Minggu, 03 Januari 2010

Pembatasan Cost Recovery Tak Tingkatkan Produksi Migas



JAKARTA - Pembatasan cost recovery dinilai sangat tidak mendukung upaya industri untuk meningkatkan produksi migas. Kontraktor Kontrak Kerja Sama (KKKS) sangat keberatan dengan adanya pembatasan karena 90 persen dari biaya cost recovery adalah biaya yang ditujukan untuk meningkatkan target produksi.

Adapun sejak 2009, Anggaran Pendapatan dan Belanja Negara (APBN) menetapkan batasan maksimum cost recovery untuk sektor hulu migas sebesar USD10,5 miliar. Sedangkan pada 2010 dipatok pada level USD12 miliar.

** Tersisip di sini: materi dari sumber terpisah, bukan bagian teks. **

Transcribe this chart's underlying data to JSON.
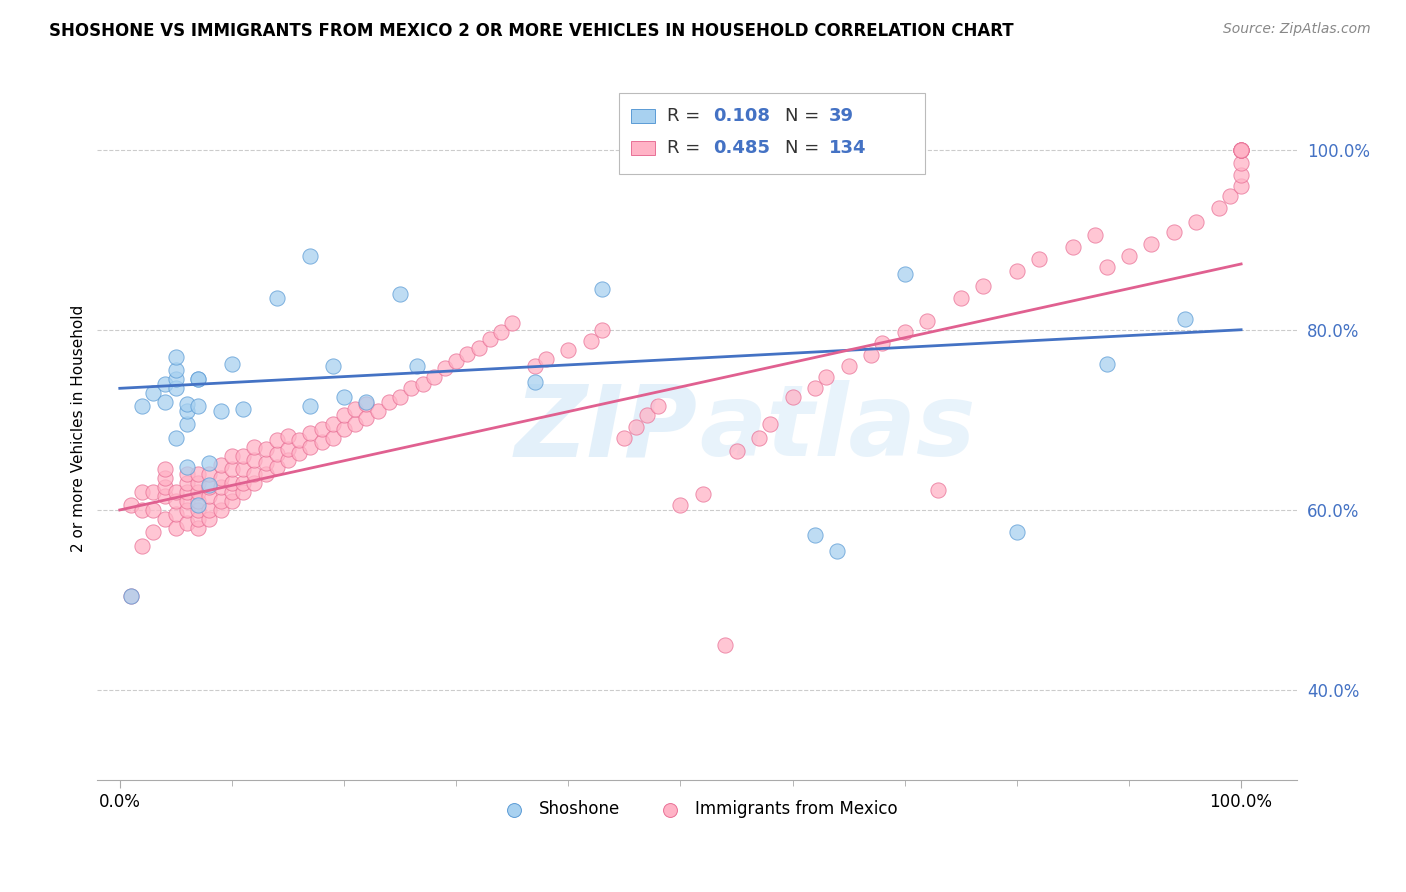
{
  "title": "SHOSHONE VS IMMIGRANTS FROM MEXICO 2 OR MORE VEHICLES IN HOUSEHOLD CORRELATION CHART",
  "source": "Source: ZipAtlas.com",
  "ylabel": "2 or more Vehicles in Household",
  "color_blue": "#a8d1f0",
  "color_pink": "#ffb3c6",
  "color_blue_edge": "#5b9bd5",
  "color_pink_edge": "#e87096",
  "color_blue_line": "#4472c4",
  "color_pink_line": "#e06090",
  "color_axis_label": "#4472c4",
  "watermark_zip": "#cde5f7",
  "watermark_atlas": "#cde5f7",
  "background_color": "#ffffff",
  "grid_color": "#cccccc",
  "blue_line_x0": 0.0,
  "blue_line_y0": 0.735,
  "blue_line_x1": 1.0,
  "blue_line_y1": 0.8,
  "pink_line_x0": 0.0,
  "pink_line_y0": 0.6,
  "pink_line_x1": 1.0,
  "pink_line_y1": 0.873,
  "xlim_min": -0.02,
  "xlim_max": 1.05,
  "ylim_min": 0.3,
  "ylim_max": 1.08,
  "yticks": [
    0.4,
    0.6,
    0.8,
    1.0
  ],
  "ytick_labels": [
    "40.0%",
    "60.0%",
    "80.0%",
    "100.0%"
  ],
  "shoshone_x": [
    0.01,
    0.02,
    0.03,
    0.04,
    0.04,
    0.05,
    0.05,
    0.05,
    0.05,
    0.05,
    0.06,
    0.06,
    0.06,
    0.06,
    0.07,
    0.07,
    0.07,
    0.07,
    0.08,
    0.08,
    0.09,
    0.1,
    0.11,
    0.14,
    0.17,
    0.17,
    0.19,
    0.22,
    0.25,
    0.37,
    0.43,
    0.62,
    0.64,
    0.7,
    0.8,
    0.88,
    0.95,
    0.265,
    0.2
  ],
  "shoshone_y": [
    0.505,
    0.715,
    0.73,
    0.72,
    0.74,
    0.68,
    0.735,
    0.745,
    0.755,
    0.77,
    0.648,
    0.695,
    0.71,
    0.718,
    0.605,
    0.715,
    0.745,
    0.745,
    0.628,
    0.652,
    0.71,
    0.762,
    0.712,
    0.835,
    0.715,
    0.882,
    0.76,
    0.72,
    0.84,
    0.742,
    0.845,
    0.572,
    0.555,
    0.862,
    0.575,
    0.762,
    0.812,
    0.76,
    0.725
  ],
  "mexico_x": [
    0.01,
    0.01,
    0.02,
    0.02,
    0.02,
    0.03,
    0.03,
    0.03,
    0.04,
    0.04,
    0.04,
    0.04,
    0.04,
    0.05,
    0.05,
    0.05,
    0.05,
    0.06,
    0.06,
    0.06,
    0.06,
    0.06,
    0.06,
    0.07,
    0.07,
    0.07,
    0.07,
    0.07,
    0.07,
    0.07,
    0.08,
    0.08,
    0.08,
    0.08,
    0.08,
    0.09,
    0.09,
    0.09,
    0.09,
    0.09,
    0.1,
    0.1,
    0.1,
    0.1,
    0.1,
    0.11,
    0.11,
    0.11,
    0.11,
    0.12,
    0.12,
    0.12,
    0.12,
    0.13,
    0.13,
    0.13,
    0.14,
    0.14,
    0.14,
    0.15,
    0.15,
    0.15,
    0.16,
    0.16,
    0.17,
    0.17,
    0.18,
    0.18,
    0.19,
    0.19,
    0.2,
    0.2,
    0.21,
    0.21,
    0.22,
    0.22,
    0.23,
    0.24,
    0.25,
    0.26,
    0.27,
    0.28,
    0.29,
    0.3,
    0.31,
    0.32,
    0.33,
    0.34,
    0.35,
    0.37,
    0.38,
    0.4,
    0.42,
    0.43,
    0.45,
    0.46,
    0.47,
    0.48,
    0.5,
    0.52,
    0.54,
    0.55,
    0.57,
    0.58,
    0.6,
    0.62,
    0.63,
    0.65,
    0.67,
    0.68,
    0.7,
    0.72,
    0.73,
    0.75,
    0.77,
    0.8,
    0.82,
    0.85,
    0.87,
    0.88,
    0.9,
    0.92,
    0.94,
    0.96,
    0.98,
    0.99,
    1.0,
    1.0,
    1.0,
    1.0,
    1.0,
    1.0,
    1.0,
    1.0
  ],
  "mexico_y": [
    0.605,
    0.505,
    0.56,
    0.6,
    0.62,
    0.575,
    0.6,
    0.62,
    0.59,
    0.615,
    0.625,
    0.635,
    0.645,
    0.58,
    0.595,
    0.61,
    0.62,
    0.585,
    0.6,
    0.61,
    0.62,
    0.63,
    0.64,
    0.58,
    0.59,
    0.6,
    0.61,
    0.62,
    0.63,
    0.64,
    0.59,
    0.6,
    0.615,
    0.625,
    0.64,
    0.6,
    0.61,
    0.625,
    0.635,
    0.65,
    0.61,
    0.62,
    0.63,
    0.645,
    0.66,
    0.62,
    0.63,
    0.645,
    0.66,
    0.63,
    0.64,
    0.655,
    0.67,
    0.64,
    0.652,
    0.668,
    0.648,
    0.662,
    0.678,
    0.655,
    0.668,
    0.682,
    0.663,
    0.678,
    0.67,
    0.685,
    0.675,
    0.69,
    0.68,
    0.695,
    0.69,
    0.705,
    0.695,
    0.712,
    0.702,
    0.718,
    0.71,
    0.72,
    0.725,
    0.735,
    0.74,
    0.748,
    0.758,
    0.765,
    0.773,
    0.78,
    0.79,
    0.798,
    0.808,
    0.76,
    0.768,
    0.778,
    0.788,
    0.8,
    0.68,
    0.692,
    0.705,
    0.715,
    0.605,
    0.618,
    0.45,
    0.665,
    0.68,
    0.695,
    0.725,
    0.735,
    0.748,
    0.76,
    0.772,
    0.785,
    0.798,
    0.81,
    0.622,
    0.835,
    0.848,
    0.865,
    0.878,
    0.892,
    0.905,
    0.87,
    0.882,
    0.895,
    0.908,
    0.92,
    0.935,
    0.948,
    0.96,
    0.972,
    0.985,
    1.0,
    1.0,
    1.0,
    1.0,
    1.0
  ]
}
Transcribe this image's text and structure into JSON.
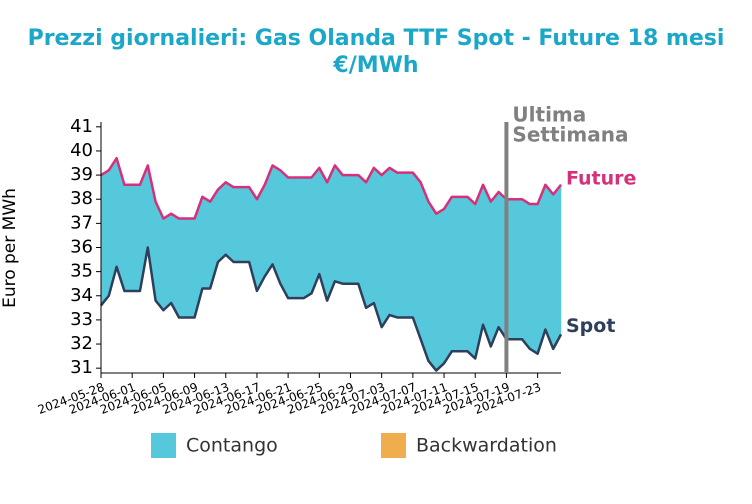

"Bagaimana kontraktor dapat mencapai target yang ditetapkan apabila biaya yang dibutuhkan dibatasi?" ujar President Indonesia Petroleum Association (IPA), Ron Aston sebagaimana dikutip dari situs resmi BP Migas, di Jakarta, Jumat (27/11/2009).

Menurutnya, proses persetujuan work program and budget (WP&B) yang dilaksanakan BP Migas sebenarnya sudah mendetail dan seharusnya, pemerintah mempercayakan pada mekanisme ini tanpa perlu lagi melakukan pembatasan biaya. IPA juga menyarankan adanya pihak ketiga yang dapat menyusun sistem yang dapat diterima baik oleh KKKS maupun BP Migas.

Terkait masalah ini, BP Migas pun mengaku berada di dalam posisi terjepit antara keinginan KKKS dan pemerintah dan meminta KKKS mendukung sistem WP&B yang sudah berjalan baik agar dapat dilanjutkan pada tahun-tahun mendatang. "Kami juga menyambut baik usulan penggunaan pihak ketiga," ungkap Kepala BP Migas, R Priyono.

IPA bersedia melihat kemungkinan swaping ini, namun menyarankan agar swaping perlu dipikirkan secara hati-hati. IPA juga mengaku mengalami kesulita untuk memenuhi peraturan pemerintah untuk memprioritaskan suplai gas ke pasar domestik.